1 Não demorou e a "epopéia" inspirou um novo samba. Também gravado por Beth Carvalho, mas agora assinado por Arlindo Cruz, Almir Guineto, Sombrinha e Mazinho Xerife, em 1998 foi lançado Samba de Marte, com a seguinte letra: "Onde cheguei/ Nenhum mortal chegou/ Modéstia à parte/ Nessa arte, Deus me consagrou/ O meu canto ecoou por todo o universo/ Até em Marte, o meu samba fez sucesso/ Meu samba não cai/ Meu samba é raiz/ Coisinha do pai que alegra o país/ Meu samba é legal e o povo adora/ levanta o astral pelo mundo afora/ Foi bonito de se ver o meu pagode espacial/ Abalou e acordou o robô no maior carnaval/ O meu samba de couro, de corda e amor/ Decolou do fundo de quintal/ Abalou e acordou o robô no maior carnaval/ O meu samba foi pro espaço/ Mas foi ao espaço e chegou na moral/ Abalou e acordou o robô no maior carnaval/ O meu samba é raiz, pé no chão/ Uma constelação que não existe igual (imortal) (...) Meu samba é melodia e letra/ Planeta e cometa/ Estação orbital (sideral)...". Aliás, vale lembrar que, já 1985, o desfile carnavalesco da escola de samba Mocidade Independente de Padre Miguel retratou um carnaval sideral no qual cada um dos astros do sistema solar incorporou um folguedo da cultura popular brasileira (ver Farias, 2003).
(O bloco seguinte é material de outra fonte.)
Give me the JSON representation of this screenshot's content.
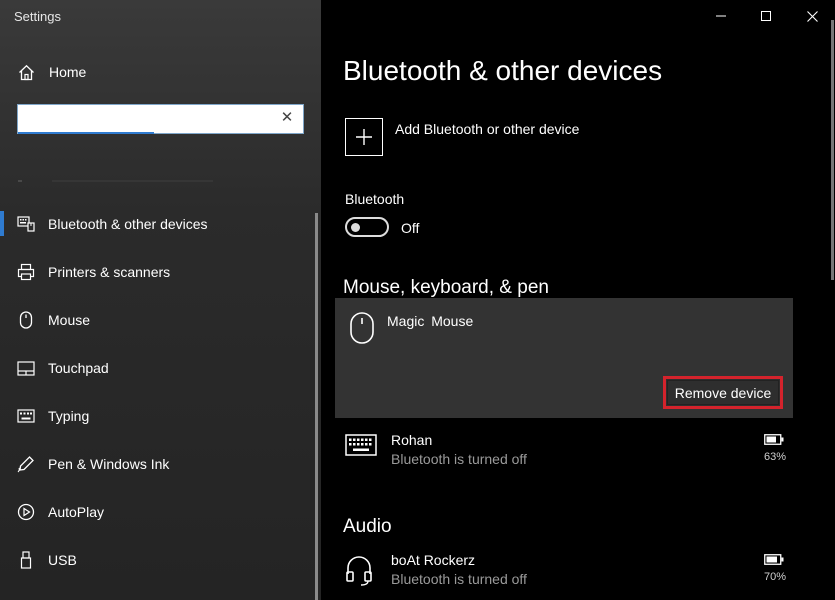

2 Para o antropólogo Roberto da Matta, um sistema social como o brasileiro – de ausência da hegemonia ideológica exercida por uma única grade classificatória, pois haveria múltiplos códigos referidos a esferas de ação igualmente específicas ("rua", "casa" e "outro mundo", nos termos do autor) –, está na contrapartida da importância adquirida pela lógica relacional e dá ênfase às mediações entre as diferentes éticas dispostas lado a lado na orientação cotidiana da vida. A validade de ambos os mecanismos estaria centrada na possibilidade de conferir coesão a partir de uma condição de tamanha segmentação e discrepância entre espaços e temporalidades. Exatamente por isto, reconhece no "complexo sistema de festas" um modo do qual se dotou a própria sociedade nacional para resolver o problema da coerência sistêmica, na medida em que se justapõem o "tempo linear" da rua com o "tempo cíclico" da casa e, ainda, a eternidade do outro mundo. Far-se-ia viável, sob a égide das festas, a ocasião para ecumenicamente "ligar" tais âmbitos cindidos, capacitando-os a formar "um todo coeso e sem divisões" (Matta, 1985, p.130-131).

3 O tratamento valorativo enquanto "moderno" e/ou "tradicional" às práticas populares permanece uma questão ainda candente no interior dos estudos socioculturais, principalmente na América Latina. Por ocasião da II Reunião Interamericana sobre Cultura Popular e Tradicional, realizada em Caracas, na Venezuela, em 1987, o tema em pauta girou em torno da "crise taxonômica" dos estudos sobre folclore (Segato, 1992). Naquele momento, o antropólogo argentino Néstor García Canclini investe contra a distinção entre folclore e cultura popular, exatamente observando a importância adquirida pela cultura popular urbana no continente, na esteira da expansão dos conglomerados metropolitanos. A atenção a essa última tanto descortinava o cenário heterogêneo da produção quanto os circuitos híbridos compostos a partir dos entrecruzamentos do artesanato e das festas populares com a comunicação de massa e o turismo. Desta maneira, ele propõe uma conceituação sintonizada com a representatividade dos produtos por revelar os modos de vida de seus artífices, e não devido a algum estatuto de pureza (Canclini, 1987, p. 9; Cavalcanti, 2004).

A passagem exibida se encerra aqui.